Palermo ( venerdì, 9 maggio 2025) – Dalla Loggia delle Benedizioni della Basilica di San Pietro, il primo affaccio di Robert Francis Prevost, finora prefetto del Dicastero per i Vescovi, eletto dai cardinali in Conclave come 267.mo Pontefice della Chiesa universale. Inni, canti, preghiere, applausi, cori di “Viva il Papa” e di esultanza all’annuncio dell’Habemus Papam da parte delle 100 mila persone presenti. Poi l’arrivo del Vescovo di Roma, le prime parole e la benedizione Urbi et Orbi.
di Marika Ballarò
Il nome, anzitutto. Leone XIV, nel ricordo di Leone XIII il Papa della prima enciclica sociale la Rerum Novarum. Poi il volto. L’espressione di serenità e stupore di chi per la prima volta, con vesti e occhi nuovi, assapora sulla propria pelle ciò che i predecessori hanno vissuto in quel primo affaccio dalla Loggia delle Benedizioni. Grida, canti, applausi, cori di «Viva il Papa» e «Leone, Leone», striscioni, bandiere, luci di smartphone che brillano sotto il cielo romano che si avvia verso un graduale crepuscolo.

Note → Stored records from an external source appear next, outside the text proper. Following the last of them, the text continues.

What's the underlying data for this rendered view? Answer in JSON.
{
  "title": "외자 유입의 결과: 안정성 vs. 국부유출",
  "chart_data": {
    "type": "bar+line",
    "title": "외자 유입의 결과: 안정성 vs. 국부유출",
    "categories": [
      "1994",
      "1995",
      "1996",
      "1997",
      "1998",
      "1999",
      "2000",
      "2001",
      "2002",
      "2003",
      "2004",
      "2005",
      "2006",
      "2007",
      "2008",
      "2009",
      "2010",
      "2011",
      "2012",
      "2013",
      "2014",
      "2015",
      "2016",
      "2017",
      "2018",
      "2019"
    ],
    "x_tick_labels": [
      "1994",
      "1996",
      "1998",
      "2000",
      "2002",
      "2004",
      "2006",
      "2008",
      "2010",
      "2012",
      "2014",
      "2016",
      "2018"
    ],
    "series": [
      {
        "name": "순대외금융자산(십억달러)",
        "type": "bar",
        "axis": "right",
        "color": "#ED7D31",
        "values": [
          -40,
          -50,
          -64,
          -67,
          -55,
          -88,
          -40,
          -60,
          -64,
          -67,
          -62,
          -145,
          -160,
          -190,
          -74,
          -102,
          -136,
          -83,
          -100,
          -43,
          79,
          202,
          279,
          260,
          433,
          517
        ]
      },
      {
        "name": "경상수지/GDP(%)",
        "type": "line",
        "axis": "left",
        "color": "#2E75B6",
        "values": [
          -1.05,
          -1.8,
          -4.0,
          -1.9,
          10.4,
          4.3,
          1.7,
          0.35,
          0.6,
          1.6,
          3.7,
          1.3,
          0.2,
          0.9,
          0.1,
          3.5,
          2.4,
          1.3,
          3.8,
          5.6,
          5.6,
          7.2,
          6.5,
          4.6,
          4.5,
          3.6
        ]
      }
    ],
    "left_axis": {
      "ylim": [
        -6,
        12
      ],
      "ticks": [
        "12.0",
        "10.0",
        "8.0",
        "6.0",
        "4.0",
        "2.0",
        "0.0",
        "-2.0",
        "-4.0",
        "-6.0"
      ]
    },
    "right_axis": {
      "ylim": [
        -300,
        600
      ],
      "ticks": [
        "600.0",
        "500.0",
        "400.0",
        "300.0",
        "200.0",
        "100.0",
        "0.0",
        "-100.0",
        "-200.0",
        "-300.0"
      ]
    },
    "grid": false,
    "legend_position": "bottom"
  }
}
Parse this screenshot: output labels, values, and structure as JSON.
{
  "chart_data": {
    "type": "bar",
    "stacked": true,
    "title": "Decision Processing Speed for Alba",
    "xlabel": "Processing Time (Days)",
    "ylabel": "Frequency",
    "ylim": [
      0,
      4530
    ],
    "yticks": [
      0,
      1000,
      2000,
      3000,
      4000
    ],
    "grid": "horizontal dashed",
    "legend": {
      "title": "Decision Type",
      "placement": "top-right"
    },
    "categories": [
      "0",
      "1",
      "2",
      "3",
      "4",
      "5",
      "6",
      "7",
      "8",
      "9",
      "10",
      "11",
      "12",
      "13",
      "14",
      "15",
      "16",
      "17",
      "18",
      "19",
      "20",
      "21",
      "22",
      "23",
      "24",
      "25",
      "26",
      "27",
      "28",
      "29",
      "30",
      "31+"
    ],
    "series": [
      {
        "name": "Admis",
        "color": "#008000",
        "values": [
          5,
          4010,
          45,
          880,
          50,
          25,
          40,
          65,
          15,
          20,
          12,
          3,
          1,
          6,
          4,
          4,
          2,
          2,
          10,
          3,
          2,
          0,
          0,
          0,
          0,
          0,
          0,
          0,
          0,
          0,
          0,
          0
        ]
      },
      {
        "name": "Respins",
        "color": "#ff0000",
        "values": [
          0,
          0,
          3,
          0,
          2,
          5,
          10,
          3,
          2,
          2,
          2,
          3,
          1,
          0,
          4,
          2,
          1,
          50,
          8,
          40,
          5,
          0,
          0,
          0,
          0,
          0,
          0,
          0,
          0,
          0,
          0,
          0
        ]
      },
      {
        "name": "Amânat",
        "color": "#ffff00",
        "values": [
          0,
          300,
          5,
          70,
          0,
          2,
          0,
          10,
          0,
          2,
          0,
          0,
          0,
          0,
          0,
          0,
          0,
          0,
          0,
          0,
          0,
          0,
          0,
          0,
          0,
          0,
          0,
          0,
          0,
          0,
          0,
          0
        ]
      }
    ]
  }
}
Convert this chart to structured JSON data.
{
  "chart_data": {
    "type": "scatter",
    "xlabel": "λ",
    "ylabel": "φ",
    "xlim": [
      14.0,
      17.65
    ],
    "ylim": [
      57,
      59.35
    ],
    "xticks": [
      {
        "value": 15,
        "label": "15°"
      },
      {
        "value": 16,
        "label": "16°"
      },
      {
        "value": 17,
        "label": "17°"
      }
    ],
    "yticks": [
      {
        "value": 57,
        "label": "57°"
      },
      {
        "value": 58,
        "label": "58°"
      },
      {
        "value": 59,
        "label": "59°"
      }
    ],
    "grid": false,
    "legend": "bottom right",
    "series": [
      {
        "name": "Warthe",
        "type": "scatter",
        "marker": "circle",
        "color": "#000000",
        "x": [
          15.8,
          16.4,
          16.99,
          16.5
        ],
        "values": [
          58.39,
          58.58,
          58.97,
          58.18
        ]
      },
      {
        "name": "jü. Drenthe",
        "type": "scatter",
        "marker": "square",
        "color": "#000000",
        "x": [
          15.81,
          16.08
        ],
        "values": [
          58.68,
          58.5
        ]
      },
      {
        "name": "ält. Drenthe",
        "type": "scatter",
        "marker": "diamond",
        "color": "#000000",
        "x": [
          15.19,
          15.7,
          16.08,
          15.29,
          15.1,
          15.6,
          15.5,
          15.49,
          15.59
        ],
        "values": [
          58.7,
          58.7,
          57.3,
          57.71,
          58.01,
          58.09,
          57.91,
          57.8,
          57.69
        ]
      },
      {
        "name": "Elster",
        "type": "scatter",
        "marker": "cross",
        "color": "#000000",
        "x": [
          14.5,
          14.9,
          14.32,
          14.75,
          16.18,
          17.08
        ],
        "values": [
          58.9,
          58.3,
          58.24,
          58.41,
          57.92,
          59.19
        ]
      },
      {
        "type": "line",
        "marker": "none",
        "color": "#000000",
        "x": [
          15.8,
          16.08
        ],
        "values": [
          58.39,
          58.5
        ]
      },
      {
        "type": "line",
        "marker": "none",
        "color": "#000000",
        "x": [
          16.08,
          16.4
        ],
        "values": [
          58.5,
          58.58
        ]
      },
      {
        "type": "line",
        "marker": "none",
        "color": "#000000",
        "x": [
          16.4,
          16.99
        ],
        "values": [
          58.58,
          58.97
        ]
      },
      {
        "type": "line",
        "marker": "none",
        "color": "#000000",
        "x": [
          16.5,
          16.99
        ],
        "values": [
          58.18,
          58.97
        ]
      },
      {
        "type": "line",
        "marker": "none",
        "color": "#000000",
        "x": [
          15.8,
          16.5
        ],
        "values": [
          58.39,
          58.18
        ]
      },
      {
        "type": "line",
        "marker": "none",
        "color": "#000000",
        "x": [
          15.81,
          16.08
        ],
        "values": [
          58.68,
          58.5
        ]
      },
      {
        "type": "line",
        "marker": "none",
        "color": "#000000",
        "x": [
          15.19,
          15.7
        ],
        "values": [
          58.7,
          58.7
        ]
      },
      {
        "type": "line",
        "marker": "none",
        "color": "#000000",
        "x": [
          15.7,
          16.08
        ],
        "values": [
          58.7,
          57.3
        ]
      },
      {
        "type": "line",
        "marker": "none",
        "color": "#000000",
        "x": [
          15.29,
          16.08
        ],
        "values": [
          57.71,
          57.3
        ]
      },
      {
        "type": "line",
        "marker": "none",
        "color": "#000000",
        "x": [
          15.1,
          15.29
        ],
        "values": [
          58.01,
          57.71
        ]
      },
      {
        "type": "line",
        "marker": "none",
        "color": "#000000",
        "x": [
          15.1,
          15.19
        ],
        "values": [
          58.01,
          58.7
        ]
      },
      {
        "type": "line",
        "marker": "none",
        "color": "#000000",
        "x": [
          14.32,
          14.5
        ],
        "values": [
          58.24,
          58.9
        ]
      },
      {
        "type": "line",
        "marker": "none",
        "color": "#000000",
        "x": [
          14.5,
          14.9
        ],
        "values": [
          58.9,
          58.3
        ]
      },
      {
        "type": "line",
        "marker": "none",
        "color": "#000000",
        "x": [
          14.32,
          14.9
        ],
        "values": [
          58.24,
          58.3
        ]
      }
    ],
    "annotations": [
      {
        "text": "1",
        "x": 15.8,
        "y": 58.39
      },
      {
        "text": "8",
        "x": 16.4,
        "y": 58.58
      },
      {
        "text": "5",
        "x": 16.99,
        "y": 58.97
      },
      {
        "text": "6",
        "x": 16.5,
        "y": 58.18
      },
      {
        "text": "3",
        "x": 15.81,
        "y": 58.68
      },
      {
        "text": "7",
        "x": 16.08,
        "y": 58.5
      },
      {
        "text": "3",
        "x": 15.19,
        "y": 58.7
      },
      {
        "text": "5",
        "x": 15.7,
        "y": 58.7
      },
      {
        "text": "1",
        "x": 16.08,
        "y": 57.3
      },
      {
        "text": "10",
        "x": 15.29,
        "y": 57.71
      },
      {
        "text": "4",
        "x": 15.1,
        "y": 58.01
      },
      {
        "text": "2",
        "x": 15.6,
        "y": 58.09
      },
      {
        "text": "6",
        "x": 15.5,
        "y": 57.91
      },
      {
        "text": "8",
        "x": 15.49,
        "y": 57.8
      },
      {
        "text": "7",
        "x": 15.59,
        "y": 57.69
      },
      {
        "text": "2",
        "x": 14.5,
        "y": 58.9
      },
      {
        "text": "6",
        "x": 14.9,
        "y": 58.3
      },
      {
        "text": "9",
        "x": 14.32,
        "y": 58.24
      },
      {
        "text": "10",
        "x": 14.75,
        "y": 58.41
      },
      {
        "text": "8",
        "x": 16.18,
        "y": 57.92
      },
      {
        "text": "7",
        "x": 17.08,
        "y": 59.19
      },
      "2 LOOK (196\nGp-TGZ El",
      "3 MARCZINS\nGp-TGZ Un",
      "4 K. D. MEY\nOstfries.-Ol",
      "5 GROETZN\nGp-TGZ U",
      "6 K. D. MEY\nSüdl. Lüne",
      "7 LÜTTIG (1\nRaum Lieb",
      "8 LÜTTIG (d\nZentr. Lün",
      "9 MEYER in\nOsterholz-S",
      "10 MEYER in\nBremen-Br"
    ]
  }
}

«È bianca! È bianca!». Il primo Habemus papam lo ha gridato la folla, straripante – circa 100 mila persone – nell’emiciclo berniniano dove si è riversata alla prima apparizione del fumo dal comignolo sul tetto della Sistina. Erano le 18.07. Un iniziale rivolo, poi la lunga scia che si è andata disperdendo nel cielo terso di questa primavera romana. Un boato si è elevato dalla folla che già poco prima aveva gridato e applaudito all’apparire di un cucciolo di gabbiano accanto al comignolo. Poi l’esclamazione di stupore, una liberazione dalla tensione generata dall’attesa. È un momento che si è vissuto centinaia di volte nella storia ma risulta sempre come la prima volta. È il fascino del mistero, della assoluta segretezza, che rapisce e coinvolge in quest’epoca dove tutto è visibile, tutto è esposto e raccontato. Nessuno conosce il nome per oltre un’ora, lo custodiscono solo i cardinali in Sistina.
I rintocchi delle campane a festa della Basilica fanno da sottofondo alle grida della gente che ha applaudito all’uscita del cardinale protodiacono, Dominique Mamberti, deputato ad annunciare la formula latina di annuncio.
In quegli stessi momenti, nella Cappella Sistina, davanti ai suoi confratelli riuniti in Conclave, il nuovo Papa manifestava il consenso all’elezione canonica e indicava, secondo quanto previsto dall’Ordo rituum conclavis, la scelta del nome pontificale: Leone XIV. A raccogliere formalmente l’accettazione il cardinale primo dell’ordine dei vescovi.
Il Papa si è poi recato nella sagrestia della Cappella Sistina, nella cosiddetta “Stanza delle lacrime” per smettere le vesti rosso porpora e vive alcuni momenti di intimità: in preghiera, da solo. Anzi, non da solo ma con Dio, supplicando da Lui la forza per raccogliere questo cruciale compito e accogliere l’abbraccio dei cinque continenti con le vesti bianche da Romano Pontefice.